National sporting teams that win international competitions help boost the prestige of their countries.
But too much emphasis on such achievements may involve economic benefits that push teams to cheat, denigrating the trophies that they win.
The latest scandal involves the Daping High School in Chongqing. The school's team won an international girls' soccer tournament last week in Turkey, but most of its players were allegedly from a national junior squad and were not fully enrolled students.
According to official regulations posted on the International School Sport Federation's website, all players participating in tournaments must be full-time students of the schools they play for. What the school did was obviously an act of cheating.
Participation itself is more important than winning - it is an attitude we hold whenever we send a team to take part in an international sports competition.
Titles and trophies are given to encourage players to do their best in whatever sports they take part in.

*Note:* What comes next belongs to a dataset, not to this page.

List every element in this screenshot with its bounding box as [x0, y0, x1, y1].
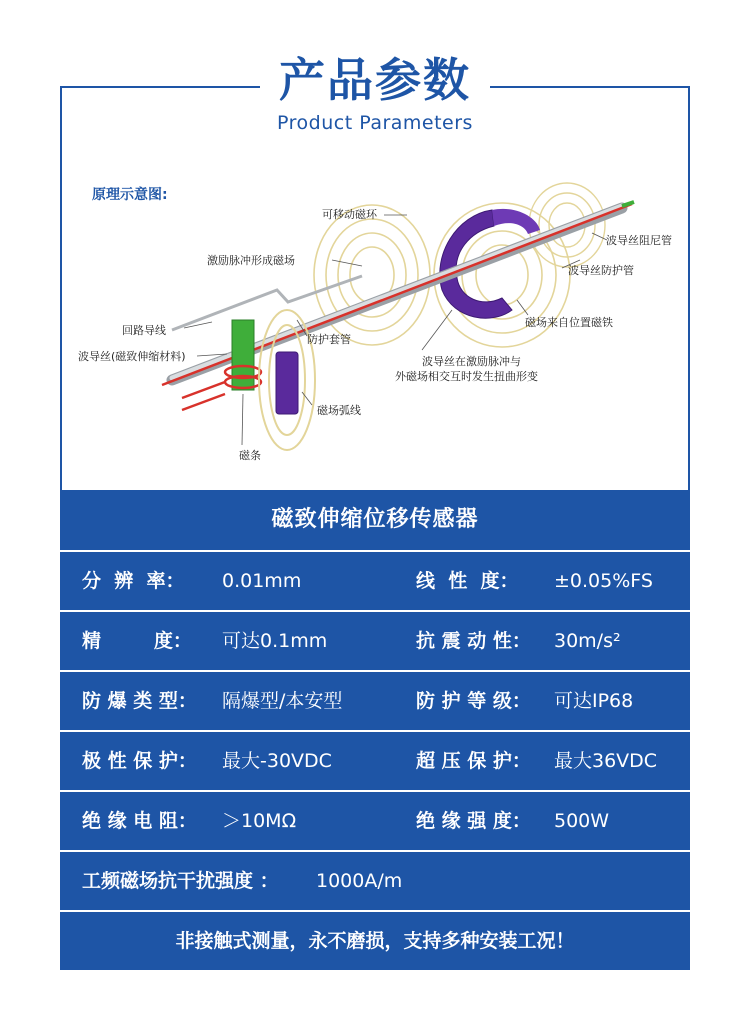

Audiences appreciate in a sports game not only the techniques players display but also the tenacity they demonstrate. That is why audiences often give warm applause to players who have no chance of winning but try their best to present as best a performance as they can.
In the past decades, there has been a tendency to associate international sports competitions too closely with winning credit for the country. Media reports would particularly play up world champions as winning honors for the country, in return putting a lot of pressure on those who participate in international competitions.
Cash awards by governments at different levels or enterprises for world champions have added to the glory of such titles.
It is all too natural for world champions to get the limelight they deserve. But sportsmanship should never be swayed by any glory beyond the game and related economic benefits.
Any cheating for the sake of winning titles constitutes an insult to the spirit that sports games are intended to convey. The Chongqing high school soccer team scandal is no exception.
To our comfort, this case of cheating has been exposed and it deserves criticism and reflection. The Chongqing municipal sports department has reportedly ordered the school to return the tournament cup and apologize to the International School Sport Federation.
It borders on audacity to admit mistakes. It is high time we took sports competition as it is, regardless of how influential it may be. Only then can we better appreciate the fun and aspirations we get from it.